Personnage hors normes, Abdul Qadeer Khan a toujours puisé dans les drames de son enfance une double fascination contradictoire : celle de la guerre, celle de la paix. À l’entrée de ses bureaux d’Islamabad est accroché aujourd’hui encore un immense tableau rougeoyant. Sur fond de flammes et de corps martyrisés, on y voit un train surgir de l’enfer, les wagons bondés de réfugiés hagards, fuyant les massacres intercommunautaires qui, il y a un demi-siècle, déchirèrent le sous-continent après l’éclatement du Raja – l’Empire britannique des Indes. Ce Dernier Convoi, titre de l’oeuvre, décrit le sort réservé à nombre de musulmans lors de leur longue route vers le Pakistan nouvellement créé. Lorsque éclate, en 1947, cette effroyable guerre religieuse, Khan a 11 ans. Il vit à Bhopal, en Inde, où son père est instituteur et où sa famille est installée depuis des siècles. L’État du Madhya Pradesh, à majorité musulmane, est moins affecté que les autres par le raz-de-marée de violence qui, en quelques années, fera 1 million de morts et 30 millions de déplacés – la plus grande migration de l’Histoire. Abdul Qadeer Khan n’en conserve pas moins, inscrit en lettres de feu, le souvenir de ces trains fantômes souillés de sang et empestant l’odeur des cadavres en putréfaction de ses coreligionnaires, qui venaient échouer en gare de Bhopal. 1952 : l’étau se resserre.

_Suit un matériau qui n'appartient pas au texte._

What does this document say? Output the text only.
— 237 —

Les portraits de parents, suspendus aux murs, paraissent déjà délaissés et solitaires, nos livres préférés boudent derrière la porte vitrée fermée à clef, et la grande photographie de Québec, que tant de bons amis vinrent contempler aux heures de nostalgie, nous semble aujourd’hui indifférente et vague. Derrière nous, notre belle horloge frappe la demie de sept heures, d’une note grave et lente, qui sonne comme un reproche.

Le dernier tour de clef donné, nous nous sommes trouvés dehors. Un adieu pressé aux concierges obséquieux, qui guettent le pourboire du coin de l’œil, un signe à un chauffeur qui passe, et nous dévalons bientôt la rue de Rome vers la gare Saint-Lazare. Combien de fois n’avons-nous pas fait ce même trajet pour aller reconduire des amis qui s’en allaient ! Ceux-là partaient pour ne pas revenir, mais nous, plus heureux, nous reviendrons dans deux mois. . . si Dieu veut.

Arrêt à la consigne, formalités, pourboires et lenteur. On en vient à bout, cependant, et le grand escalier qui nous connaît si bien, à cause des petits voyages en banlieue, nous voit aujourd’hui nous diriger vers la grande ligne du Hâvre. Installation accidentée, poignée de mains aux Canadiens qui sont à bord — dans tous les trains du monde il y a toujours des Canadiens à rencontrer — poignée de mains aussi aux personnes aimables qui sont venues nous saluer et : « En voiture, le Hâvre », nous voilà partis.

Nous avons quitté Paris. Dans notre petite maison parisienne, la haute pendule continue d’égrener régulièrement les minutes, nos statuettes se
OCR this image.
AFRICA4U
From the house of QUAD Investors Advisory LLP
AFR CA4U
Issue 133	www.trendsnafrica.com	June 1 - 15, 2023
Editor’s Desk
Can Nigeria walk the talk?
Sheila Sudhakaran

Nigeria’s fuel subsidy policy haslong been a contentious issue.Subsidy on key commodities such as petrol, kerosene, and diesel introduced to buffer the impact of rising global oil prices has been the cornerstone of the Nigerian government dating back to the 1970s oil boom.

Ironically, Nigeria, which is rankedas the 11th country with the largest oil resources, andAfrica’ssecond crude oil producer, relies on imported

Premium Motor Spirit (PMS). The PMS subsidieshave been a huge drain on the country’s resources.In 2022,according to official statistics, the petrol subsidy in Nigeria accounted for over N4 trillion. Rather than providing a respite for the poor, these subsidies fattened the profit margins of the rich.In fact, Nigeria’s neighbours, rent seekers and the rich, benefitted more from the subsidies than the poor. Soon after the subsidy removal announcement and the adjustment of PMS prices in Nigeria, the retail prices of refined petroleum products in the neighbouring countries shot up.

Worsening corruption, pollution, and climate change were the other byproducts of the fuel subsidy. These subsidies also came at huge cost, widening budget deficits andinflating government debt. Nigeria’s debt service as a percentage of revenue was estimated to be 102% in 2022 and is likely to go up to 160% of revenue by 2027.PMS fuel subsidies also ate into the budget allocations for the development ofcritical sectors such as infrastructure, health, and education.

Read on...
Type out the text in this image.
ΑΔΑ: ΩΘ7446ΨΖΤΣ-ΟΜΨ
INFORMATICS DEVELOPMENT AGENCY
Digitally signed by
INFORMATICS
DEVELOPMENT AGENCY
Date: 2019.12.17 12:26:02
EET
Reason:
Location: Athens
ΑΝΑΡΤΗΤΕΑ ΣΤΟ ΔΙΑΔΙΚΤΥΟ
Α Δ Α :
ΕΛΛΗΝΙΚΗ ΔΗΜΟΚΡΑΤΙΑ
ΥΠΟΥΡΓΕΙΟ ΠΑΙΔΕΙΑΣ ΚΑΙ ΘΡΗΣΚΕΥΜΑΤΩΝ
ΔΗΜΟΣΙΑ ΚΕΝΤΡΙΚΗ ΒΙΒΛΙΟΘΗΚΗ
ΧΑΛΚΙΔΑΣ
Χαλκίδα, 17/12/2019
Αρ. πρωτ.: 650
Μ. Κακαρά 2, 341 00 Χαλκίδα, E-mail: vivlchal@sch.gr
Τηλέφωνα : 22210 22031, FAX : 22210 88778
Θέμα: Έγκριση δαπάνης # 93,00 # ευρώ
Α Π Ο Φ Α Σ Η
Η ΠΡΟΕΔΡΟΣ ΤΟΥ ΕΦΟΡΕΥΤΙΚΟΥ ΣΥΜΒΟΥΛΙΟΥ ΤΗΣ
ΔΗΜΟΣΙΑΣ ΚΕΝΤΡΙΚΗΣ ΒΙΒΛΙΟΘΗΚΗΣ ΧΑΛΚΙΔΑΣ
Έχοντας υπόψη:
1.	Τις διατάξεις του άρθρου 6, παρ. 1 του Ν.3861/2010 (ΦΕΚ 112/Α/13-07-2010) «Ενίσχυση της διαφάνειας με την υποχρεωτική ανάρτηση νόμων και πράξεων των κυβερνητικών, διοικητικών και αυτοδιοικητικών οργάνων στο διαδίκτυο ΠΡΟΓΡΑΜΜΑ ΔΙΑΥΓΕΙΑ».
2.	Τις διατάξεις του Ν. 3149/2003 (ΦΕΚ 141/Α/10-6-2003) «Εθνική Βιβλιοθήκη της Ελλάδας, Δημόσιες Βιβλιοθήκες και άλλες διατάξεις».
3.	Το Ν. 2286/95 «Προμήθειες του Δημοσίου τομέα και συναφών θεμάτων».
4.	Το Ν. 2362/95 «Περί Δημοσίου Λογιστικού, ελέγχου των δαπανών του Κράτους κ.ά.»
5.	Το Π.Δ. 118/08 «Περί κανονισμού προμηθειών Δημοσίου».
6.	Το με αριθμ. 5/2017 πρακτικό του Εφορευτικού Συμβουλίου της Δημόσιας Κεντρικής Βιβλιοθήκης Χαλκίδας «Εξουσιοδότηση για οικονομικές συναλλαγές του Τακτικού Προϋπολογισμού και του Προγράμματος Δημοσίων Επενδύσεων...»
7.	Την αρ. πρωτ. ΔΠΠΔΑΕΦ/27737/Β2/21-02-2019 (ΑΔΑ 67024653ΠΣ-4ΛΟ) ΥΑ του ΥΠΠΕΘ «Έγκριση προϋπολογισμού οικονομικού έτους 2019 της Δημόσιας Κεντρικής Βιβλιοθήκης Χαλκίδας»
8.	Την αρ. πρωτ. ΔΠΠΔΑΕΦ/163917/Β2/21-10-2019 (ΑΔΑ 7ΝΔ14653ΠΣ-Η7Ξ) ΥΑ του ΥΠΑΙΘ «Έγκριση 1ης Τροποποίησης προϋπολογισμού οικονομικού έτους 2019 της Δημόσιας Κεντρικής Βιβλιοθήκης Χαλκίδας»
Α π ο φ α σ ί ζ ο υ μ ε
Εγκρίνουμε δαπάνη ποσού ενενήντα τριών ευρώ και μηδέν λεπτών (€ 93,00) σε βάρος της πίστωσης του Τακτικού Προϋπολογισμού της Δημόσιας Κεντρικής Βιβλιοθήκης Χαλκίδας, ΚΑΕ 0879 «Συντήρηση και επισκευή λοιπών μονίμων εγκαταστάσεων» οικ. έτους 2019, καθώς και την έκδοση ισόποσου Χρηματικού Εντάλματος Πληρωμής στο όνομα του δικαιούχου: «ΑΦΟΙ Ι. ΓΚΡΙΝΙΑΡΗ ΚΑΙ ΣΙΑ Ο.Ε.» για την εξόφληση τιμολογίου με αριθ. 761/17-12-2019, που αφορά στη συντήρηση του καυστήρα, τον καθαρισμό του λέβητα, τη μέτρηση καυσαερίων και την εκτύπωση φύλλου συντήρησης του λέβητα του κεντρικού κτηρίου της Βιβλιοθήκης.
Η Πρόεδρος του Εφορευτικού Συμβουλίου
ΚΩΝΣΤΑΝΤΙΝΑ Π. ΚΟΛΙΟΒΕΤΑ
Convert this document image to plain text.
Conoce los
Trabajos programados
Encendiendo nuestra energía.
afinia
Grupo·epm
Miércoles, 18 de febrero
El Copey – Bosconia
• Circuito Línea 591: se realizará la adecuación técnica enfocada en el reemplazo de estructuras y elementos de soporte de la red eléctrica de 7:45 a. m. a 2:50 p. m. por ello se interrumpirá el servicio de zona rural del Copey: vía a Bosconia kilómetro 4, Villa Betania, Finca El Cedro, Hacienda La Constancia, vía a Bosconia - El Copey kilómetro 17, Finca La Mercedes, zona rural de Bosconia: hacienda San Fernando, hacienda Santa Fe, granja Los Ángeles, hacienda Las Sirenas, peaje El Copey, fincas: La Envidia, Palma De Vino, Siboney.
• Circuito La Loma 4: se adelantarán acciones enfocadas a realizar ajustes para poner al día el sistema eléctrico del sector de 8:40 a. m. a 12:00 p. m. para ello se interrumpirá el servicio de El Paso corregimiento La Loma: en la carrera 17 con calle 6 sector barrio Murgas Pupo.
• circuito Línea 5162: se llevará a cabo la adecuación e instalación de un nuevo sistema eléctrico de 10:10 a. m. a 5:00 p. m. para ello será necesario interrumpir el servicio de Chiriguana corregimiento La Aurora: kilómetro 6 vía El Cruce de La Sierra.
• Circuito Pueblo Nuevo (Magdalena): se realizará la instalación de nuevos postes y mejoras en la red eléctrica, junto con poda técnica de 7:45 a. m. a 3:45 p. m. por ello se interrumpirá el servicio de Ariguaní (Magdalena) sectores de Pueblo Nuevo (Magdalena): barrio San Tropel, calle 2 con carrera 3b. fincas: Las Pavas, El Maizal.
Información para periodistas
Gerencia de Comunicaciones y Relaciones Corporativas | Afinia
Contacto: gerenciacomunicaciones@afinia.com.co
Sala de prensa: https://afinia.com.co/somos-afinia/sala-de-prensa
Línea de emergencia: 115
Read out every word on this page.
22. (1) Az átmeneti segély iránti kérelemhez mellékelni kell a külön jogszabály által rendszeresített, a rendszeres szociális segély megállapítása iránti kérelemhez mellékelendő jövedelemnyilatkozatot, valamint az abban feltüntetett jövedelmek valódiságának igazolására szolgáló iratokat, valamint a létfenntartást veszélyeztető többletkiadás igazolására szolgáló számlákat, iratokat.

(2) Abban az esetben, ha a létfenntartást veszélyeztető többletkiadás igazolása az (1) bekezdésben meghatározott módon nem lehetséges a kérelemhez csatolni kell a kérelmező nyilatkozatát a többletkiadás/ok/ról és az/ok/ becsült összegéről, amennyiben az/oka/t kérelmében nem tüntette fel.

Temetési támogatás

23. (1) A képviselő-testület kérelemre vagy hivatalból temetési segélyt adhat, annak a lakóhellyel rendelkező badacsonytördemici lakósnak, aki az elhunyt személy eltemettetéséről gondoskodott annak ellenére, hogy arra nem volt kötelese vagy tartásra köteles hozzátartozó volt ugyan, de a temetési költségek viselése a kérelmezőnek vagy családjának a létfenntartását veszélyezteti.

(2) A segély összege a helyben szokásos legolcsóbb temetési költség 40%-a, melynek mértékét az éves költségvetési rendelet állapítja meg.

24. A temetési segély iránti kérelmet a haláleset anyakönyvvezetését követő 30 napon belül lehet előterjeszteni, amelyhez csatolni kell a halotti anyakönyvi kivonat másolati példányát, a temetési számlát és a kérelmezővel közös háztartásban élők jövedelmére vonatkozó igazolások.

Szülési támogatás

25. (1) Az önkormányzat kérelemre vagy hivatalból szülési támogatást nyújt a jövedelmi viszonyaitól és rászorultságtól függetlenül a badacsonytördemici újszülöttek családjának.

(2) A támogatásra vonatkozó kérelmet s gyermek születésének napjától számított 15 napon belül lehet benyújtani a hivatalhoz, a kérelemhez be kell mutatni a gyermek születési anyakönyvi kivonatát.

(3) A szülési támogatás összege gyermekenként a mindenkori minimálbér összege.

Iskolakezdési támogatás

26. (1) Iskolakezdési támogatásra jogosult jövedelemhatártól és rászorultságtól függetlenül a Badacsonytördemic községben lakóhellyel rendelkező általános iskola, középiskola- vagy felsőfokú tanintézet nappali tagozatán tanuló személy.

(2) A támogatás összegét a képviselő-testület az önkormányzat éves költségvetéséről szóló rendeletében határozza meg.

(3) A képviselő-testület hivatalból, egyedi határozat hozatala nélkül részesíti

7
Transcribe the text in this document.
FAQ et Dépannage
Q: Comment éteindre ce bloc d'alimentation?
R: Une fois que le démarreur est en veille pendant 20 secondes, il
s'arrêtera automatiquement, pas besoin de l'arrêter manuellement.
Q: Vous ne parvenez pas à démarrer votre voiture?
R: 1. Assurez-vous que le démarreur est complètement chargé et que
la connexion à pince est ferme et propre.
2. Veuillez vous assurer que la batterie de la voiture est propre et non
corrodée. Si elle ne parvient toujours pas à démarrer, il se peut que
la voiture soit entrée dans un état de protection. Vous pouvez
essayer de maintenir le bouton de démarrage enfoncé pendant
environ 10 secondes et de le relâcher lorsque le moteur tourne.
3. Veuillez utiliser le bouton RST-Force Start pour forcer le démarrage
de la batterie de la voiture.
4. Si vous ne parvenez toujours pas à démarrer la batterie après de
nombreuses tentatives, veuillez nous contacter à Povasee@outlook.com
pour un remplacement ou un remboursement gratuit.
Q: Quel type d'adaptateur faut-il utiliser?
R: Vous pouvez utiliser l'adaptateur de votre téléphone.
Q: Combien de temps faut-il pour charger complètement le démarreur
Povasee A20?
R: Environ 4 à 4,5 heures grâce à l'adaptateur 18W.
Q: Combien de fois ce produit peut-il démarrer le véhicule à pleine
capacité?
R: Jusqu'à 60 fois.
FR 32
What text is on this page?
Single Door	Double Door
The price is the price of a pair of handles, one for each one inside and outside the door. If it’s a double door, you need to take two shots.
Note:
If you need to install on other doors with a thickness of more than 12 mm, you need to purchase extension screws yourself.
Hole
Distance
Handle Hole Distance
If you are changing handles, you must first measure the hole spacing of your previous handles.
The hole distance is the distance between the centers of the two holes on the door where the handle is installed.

La famille Khan doit fuir à son tour vers la Terre promise. Le voyage à travers le désert du Rajasthan est épuisant et les militaires indiens volent tout ce qu’ils peuvent, y compris le stylo du jeune Abdul Qadeer. Ainsi naissent des haines inextinguibles. « Dès mon plus jeune âge, j’ai eu soif de revanche, dira-t-il plus tard, mais le désir de paix a fini par l’emporter chez moi sur le désir de vengeance, étant entendu bien sûr qu’il n’y a pas de paix durable sans équilibre des forces. »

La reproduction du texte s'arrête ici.